Cancer colorectal : Se dépister ou en parler, nous avons tous un rôle à jouer

Deux hommes se promènent dans la nature. On devine entre eux une vraie relation d’amitié. Leur complicité les amène d’ailleurs à évoquer un sujet ô combien tabou : celui du dépistage colorectal.

L’un d’eux explique s’être prêté à l’exercice. L’autre exprime une forme de réticence, voire de dégoût. Roche a souhaité ouvrir le débat avec un film qui sorte un peu des sentiers battus, et volontairement décalé. Diffusé très largement à l’occasion de Mars Bleu, il permet de montrer à quel point il est encore délicat d’évoquer un sujet tel que la manipulation des selles, laquelle est pourtant nécessaire pour le test de dépistage.

En savoir plus : marsbleu.roche.fr

Trop peu de Français ont recours au dépistage

Voix des Patients a rencontré Stéphane Korsia-Meffre, bénévole pour l’association de patients “France Côlon”, afin de décrypter ce film.

Lorsque Roche nous a parlé de ce projet de film, et nous a sollicité pour relire le script et donner notre avis, nous avons immédiatement adhéré »,

explique-t-il. En effet, tout ce qui peut être fait pour détabouïser le sujet mérite selon lui d’être entrepris. Il rappelle que 32 % des Français seulement pratiquent ce test, contre 55 % pour la mammographie. La faute à un défaut d’information? Probablement pas, puisque France Côlon a mené de vastes campagnes de communication sur certains territoires, mais avec un succès très relatif. Force est, selon lui, d’observer qu’il y a encore de nombreux freins.

Dédramatiser et communiquer

« Les gens n’en parlent pas, sans doute car l’intestin est considéré comme un organe sale », observe Stéphane Korsia-Meffre, tout en faisant remarquer que le sujet intéresse, à en croire le succès de certains livres, à commencer par Le charme discret de l’intestin.

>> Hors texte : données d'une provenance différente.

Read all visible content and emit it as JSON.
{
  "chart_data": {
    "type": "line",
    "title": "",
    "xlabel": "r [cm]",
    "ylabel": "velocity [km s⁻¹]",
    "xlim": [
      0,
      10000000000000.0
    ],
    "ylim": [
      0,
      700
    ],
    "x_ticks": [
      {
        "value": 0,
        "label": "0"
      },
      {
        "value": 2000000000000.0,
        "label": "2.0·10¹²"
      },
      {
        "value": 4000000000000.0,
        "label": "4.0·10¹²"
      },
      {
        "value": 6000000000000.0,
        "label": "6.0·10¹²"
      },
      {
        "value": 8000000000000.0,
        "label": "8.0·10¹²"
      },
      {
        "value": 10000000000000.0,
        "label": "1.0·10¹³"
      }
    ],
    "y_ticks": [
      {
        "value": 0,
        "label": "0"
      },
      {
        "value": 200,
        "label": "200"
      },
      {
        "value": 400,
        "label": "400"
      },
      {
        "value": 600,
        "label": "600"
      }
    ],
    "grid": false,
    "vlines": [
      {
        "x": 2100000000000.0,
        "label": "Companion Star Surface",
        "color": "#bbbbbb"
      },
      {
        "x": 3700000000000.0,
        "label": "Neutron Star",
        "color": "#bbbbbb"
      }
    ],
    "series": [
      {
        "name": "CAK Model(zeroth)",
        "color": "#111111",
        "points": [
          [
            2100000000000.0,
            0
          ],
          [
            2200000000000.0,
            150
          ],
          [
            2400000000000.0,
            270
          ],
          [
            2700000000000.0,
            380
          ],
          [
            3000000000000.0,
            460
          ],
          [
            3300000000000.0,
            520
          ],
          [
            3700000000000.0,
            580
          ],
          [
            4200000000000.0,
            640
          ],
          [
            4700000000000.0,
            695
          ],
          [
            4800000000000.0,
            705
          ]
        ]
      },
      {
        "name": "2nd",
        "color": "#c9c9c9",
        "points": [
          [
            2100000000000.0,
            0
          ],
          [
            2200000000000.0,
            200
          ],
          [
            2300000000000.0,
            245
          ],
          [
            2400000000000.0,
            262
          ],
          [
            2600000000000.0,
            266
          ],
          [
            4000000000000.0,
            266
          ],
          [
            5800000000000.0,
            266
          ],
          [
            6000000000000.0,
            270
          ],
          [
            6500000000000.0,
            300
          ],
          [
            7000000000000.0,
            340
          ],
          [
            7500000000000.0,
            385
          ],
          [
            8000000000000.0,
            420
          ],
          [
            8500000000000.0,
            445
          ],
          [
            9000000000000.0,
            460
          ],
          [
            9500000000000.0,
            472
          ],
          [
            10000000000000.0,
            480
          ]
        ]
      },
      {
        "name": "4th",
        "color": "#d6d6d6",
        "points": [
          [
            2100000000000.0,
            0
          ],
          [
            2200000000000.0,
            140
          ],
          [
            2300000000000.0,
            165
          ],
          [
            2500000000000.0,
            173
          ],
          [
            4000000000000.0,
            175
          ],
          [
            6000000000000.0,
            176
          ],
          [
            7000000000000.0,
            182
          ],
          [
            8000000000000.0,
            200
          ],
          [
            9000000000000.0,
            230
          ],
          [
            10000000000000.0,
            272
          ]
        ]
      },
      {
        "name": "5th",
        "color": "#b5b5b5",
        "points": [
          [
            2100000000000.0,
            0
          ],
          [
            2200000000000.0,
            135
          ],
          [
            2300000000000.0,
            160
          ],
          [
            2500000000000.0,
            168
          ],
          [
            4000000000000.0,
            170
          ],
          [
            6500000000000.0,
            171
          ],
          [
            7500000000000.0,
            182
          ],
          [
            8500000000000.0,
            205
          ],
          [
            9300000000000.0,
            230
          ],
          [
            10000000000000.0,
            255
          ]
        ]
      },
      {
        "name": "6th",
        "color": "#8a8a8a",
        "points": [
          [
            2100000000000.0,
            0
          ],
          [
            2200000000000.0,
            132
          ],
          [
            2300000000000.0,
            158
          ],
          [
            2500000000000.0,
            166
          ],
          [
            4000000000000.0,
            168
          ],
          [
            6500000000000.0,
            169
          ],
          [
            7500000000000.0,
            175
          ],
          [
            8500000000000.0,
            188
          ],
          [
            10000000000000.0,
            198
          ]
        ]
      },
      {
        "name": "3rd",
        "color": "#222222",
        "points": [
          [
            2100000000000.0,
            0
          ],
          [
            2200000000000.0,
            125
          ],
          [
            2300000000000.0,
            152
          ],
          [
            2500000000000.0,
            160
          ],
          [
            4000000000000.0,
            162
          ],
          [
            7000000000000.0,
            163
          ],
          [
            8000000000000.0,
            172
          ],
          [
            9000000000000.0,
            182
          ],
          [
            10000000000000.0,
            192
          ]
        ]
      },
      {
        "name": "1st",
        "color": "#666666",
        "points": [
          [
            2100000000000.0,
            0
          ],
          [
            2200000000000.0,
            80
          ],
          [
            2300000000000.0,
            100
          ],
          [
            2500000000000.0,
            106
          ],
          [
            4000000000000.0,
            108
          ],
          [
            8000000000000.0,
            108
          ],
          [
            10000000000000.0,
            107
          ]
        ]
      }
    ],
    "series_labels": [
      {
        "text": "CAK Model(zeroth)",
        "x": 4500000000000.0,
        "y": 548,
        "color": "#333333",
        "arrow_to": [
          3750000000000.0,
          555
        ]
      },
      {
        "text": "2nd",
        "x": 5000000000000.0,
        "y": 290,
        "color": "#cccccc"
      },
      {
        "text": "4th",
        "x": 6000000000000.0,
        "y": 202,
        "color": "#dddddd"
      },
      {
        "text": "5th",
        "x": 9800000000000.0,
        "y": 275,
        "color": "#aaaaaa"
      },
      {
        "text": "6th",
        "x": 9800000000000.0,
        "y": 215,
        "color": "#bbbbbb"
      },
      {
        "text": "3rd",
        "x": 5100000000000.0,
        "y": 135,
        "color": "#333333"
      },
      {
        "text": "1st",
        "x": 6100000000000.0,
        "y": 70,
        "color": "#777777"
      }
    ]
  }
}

Il faut donc selon lui poursuivre la dédramatisation. Cela peut selon lui passer par l’humour, conformément à ce qui pratique au Canada et en Israël, où un présentateur télé connu a subi une coloscopie diffusée en direct.

Des portiques en forme de derrière sont par ailleurs installés dans les aéroports. Il faut passer entre les jambes. Le message est clair : sensibiliser les
passagers »,

précise-t-il, tout en rappelant que dès lors qu’il est question de santé publique, les autorités de santé françaises sont très « coincées ».

Diffuser le test plus largement

Outre la parole, il considère qu’il y a un autre frein, celui de la mise à disposition trop restrictive de ce test.

En France, il est remis exclusivement par le médecin traitant. Certes, il convient de répondre à un mini questionnaire pour se le procurer, mais les pharmaciens pourraient le faire »,

estime Stéphane Korsia-Meffre.

Comme l’explique ce court métrage, ce nouveau test est très facile d’usage. Alors qu’auparavant, 6 prélévements étaient nécessaires, dorénavant, un seul suffit ! Le principe est simple : il suffit d’effleurer plusieurs fois la selle avec une petite tige, puis de la remettre dans le tube avant de l’envoyer par la Poste pour l’analyse. « Bien sûr, mieux vaut éviter de déposer le pli dans une boîte un samedi soir en pleine période de vacances », conclut Stéphane Korsia-Meffre.